Figure 5. Neuroprotection by CPE-ΔN involves AKT and ERK signaling pathways.

Figure 5

In A–D, rat primary cortical neurons were transduced with CPE-ΔN or LacZ vectors and subsequently challenged with or without glutamate for 24 h. A. Top panel: Western blot analysis of p-AKT protein in cortical neurons. Actin was also analyzed and served as an internal control for protein load. Bottom panel: Bar graphs showing the quantification of p-AKT normalized to t-AKT and expressed as a % compared to vehicle treated control cells.
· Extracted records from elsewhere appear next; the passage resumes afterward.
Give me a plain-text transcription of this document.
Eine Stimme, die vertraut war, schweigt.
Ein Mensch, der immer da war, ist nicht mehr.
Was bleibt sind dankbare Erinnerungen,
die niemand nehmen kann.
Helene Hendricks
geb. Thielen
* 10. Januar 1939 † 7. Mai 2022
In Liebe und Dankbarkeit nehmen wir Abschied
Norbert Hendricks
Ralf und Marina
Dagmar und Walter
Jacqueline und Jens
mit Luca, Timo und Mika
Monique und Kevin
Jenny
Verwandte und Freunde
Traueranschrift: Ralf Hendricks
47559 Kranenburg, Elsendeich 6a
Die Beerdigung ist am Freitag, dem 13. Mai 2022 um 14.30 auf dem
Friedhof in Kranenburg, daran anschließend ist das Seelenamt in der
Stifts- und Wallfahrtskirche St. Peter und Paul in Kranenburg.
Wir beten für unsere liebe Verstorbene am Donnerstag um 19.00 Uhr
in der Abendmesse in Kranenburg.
Note that CPE-ΔN significantly increased the level of p-AKT after the glutamate treatment in primary cultured cortical neurons. At least three independent experiments were done. Data shown represent all the experiments combined. B. Bar graphs showing WST activity, indicative of cell viability, of cortical neurons treated with and without glutamate in the continued presence or absence AKT inhibitor, LY294002. Note the neuroprotective effect of CPE-ΔN was completely blocked by LY294002, suggesting the AKT signaling pathway is involved in the neuroprotective effect of CPE-ΔN in primary cortical neurons. Two independent experiments were done. Data shown represent one experiment. C. Top panel: Western blot analysis of p-ERK in primary cortical neurons. Actin was also analyzed and served as an internal control for protein load; bottom panel: Bar graphs showing the quantification of p-ERK normalized to t-ERK and expressed as a % compared to vehicle treated control cells. Note that CPE-ΔN significantly inhibited the glutamate-induced decrease in p-ERK in primary cortical neurons. At least three independent experiments were done. Data shown represent all the experiments combined. D. Bar graphs showing WST activity, indicative of cell viability of cortical neurons treated with and without glutamate in the continued presence or absence of the ERK inhibitor, U0126. Note the neuroprotective effect of CPE-ΔN was partially blocked by U0126 suggesting the involvement of ERK signaling pathway in the cortical neurons. Two independent experiments were done. Data shown represent one experiment. n = 4/group (A); 5/group (B); 4/group (C); 5/group (D). Values are mean ± SEM, one-way ANOVA followed by Tukey test, *p<0.05.